Publie le samedi 20 décembre 2008 par Open-Publishing

Depuis cinq ans, Nicolas Guillemette, dit Nico, travaille de nuit à la Société bretonne de fonderie et mécanique. Rencontre avec un salarié de 33 ans inquiet pour l’avenir de la SBFM.

Je suis assistant régleur sur la principale ligne de production de la SBFM. Je travaille en équipe de nuit permanente. Les deux autres équipes de 2/8 tournent, pas nous. Nous fabriquons aujourd’hui environ 120 moules à l’heure alors qu’il y a quelques semaines, nous en faisions 200 à 250 moules. La semaine prochaine, on est en congé payé obligatoire.

« On ne sait pas comment l’usine va reprendre le 5 janvier. J’ai fait grève une semaine fin octobre pour défendre mon emploi, pour ma famille, l’emploi de mes camarades. Pour me dire que je me serai battu et que je sortirai la tête haute.

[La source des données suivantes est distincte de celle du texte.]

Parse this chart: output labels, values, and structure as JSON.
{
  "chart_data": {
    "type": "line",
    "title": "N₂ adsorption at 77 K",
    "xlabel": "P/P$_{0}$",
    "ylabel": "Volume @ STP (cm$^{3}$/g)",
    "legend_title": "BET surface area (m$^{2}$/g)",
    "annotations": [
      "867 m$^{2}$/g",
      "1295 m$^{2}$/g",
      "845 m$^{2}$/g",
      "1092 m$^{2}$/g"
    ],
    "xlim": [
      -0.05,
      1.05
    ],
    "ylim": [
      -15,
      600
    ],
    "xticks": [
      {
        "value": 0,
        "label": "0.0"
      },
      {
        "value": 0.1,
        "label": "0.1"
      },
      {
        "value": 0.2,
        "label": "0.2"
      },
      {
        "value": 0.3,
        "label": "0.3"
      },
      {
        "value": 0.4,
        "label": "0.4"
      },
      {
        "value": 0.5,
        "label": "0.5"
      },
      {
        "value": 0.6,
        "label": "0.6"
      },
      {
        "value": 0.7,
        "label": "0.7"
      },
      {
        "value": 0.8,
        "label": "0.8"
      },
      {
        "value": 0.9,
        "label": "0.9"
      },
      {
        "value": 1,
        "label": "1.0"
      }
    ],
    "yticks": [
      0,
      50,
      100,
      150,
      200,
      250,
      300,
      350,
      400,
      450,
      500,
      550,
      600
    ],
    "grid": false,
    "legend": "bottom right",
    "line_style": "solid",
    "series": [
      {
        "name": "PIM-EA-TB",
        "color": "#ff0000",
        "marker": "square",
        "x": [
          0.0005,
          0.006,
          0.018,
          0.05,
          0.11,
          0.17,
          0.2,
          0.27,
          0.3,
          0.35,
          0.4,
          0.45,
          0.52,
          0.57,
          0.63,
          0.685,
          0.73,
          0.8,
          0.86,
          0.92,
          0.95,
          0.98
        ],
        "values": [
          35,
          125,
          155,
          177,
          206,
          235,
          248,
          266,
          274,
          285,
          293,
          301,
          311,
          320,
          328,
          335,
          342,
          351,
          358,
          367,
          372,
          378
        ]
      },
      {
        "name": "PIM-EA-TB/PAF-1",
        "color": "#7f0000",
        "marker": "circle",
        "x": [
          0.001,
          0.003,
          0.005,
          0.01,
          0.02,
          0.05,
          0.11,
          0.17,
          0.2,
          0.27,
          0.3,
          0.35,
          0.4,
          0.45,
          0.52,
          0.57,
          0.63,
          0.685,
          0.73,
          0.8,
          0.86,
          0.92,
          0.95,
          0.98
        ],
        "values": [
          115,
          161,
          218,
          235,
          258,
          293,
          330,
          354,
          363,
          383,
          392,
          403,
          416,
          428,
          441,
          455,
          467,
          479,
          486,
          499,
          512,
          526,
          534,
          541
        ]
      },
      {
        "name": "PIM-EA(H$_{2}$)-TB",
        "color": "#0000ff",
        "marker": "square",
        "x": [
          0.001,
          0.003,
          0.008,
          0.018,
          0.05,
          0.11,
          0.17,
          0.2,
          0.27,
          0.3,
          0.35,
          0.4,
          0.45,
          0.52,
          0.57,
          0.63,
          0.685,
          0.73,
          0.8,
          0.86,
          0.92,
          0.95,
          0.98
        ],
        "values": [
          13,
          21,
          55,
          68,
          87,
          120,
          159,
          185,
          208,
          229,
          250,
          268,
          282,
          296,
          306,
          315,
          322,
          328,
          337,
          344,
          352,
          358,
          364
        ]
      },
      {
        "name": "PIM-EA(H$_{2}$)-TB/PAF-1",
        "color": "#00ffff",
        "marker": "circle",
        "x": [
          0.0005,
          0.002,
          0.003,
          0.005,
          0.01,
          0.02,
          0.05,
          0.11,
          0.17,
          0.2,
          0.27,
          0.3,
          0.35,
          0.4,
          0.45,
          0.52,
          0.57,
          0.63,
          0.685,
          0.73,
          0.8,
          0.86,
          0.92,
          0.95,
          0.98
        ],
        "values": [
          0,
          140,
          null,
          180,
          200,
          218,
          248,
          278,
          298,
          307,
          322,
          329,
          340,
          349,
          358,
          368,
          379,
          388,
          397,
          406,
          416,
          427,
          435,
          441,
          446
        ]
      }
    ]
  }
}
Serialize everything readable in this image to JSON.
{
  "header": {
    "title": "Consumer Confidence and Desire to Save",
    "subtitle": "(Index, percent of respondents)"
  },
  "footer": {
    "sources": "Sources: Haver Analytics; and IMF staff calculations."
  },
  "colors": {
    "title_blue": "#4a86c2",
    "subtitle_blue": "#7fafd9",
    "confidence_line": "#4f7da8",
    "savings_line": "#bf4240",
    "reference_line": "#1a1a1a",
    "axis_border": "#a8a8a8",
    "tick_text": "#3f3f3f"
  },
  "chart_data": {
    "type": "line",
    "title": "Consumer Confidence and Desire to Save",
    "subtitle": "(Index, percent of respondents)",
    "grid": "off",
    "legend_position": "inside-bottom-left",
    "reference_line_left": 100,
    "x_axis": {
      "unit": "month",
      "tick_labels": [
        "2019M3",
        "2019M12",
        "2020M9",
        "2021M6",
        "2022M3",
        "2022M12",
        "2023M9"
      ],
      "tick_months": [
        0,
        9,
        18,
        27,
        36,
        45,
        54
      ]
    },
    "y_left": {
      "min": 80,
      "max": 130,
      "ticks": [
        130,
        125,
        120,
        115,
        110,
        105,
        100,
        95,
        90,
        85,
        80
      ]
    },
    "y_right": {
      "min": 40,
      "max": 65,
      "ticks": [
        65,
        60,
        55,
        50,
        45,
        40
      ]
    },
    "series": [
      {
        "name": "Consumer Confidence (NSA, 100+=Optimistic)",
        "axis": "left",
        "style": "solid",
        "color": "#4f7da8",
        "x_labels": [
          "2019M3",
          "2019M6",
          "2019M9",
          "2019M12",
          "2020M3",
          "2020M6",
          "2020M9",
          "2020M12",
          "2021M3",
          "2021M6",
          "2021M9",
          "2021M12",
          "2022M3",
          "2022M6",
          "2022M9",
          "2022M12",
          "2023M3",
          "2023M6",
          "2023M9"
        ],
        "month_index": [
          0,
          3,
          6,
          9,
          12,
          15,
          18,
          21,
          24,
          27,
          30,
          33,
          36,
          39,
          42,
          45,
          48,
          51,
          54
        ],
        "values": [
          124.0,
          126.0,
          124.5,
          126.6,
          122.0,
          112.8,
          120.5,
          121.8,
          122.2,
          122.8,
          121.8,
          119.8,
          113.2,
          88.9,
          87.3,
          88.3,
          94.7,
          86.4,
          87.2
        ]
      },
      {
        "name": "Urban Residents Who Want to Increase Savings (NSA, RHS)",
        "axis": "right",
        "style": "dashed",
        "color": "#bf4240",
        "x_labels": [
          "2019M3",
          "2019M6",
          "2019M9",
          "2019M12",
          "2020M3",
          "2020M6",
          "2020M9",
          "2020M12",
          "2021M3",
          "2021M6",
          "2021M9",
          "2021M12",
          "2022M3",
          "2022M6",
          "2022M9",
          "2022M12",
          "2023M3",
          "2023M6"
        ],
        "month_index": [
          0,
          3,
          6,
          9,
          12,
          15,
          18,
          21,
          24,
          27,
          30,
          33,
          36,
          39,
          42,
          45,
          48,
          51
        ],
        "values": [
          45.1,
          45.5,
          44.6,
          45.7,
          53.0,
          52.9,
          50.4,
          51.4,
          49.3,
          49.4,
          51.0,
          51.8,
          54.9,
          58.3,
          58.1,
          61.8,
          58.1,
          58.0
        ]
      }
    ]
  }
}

« Nous travaillons dans la poussière de sable et d’argile qui font les formes des moules. Il y a des fuites car les machines ne sont pas entretenues comme il faut. Depuis que les Italiens sont arrivés à la tête de l’entreprise, ils ont mis l’usine sur le programme essorage et ils vont jusqu’au bout. Nous travaillons de manière honteuse. On est arrêté de temps à autre parce qu’il manque du minerai. Quand on a la ferraille, il manque un additif. Il y a quelques jours nous n’avions plus de savon, plus de boules Quies, plus de papier toilette.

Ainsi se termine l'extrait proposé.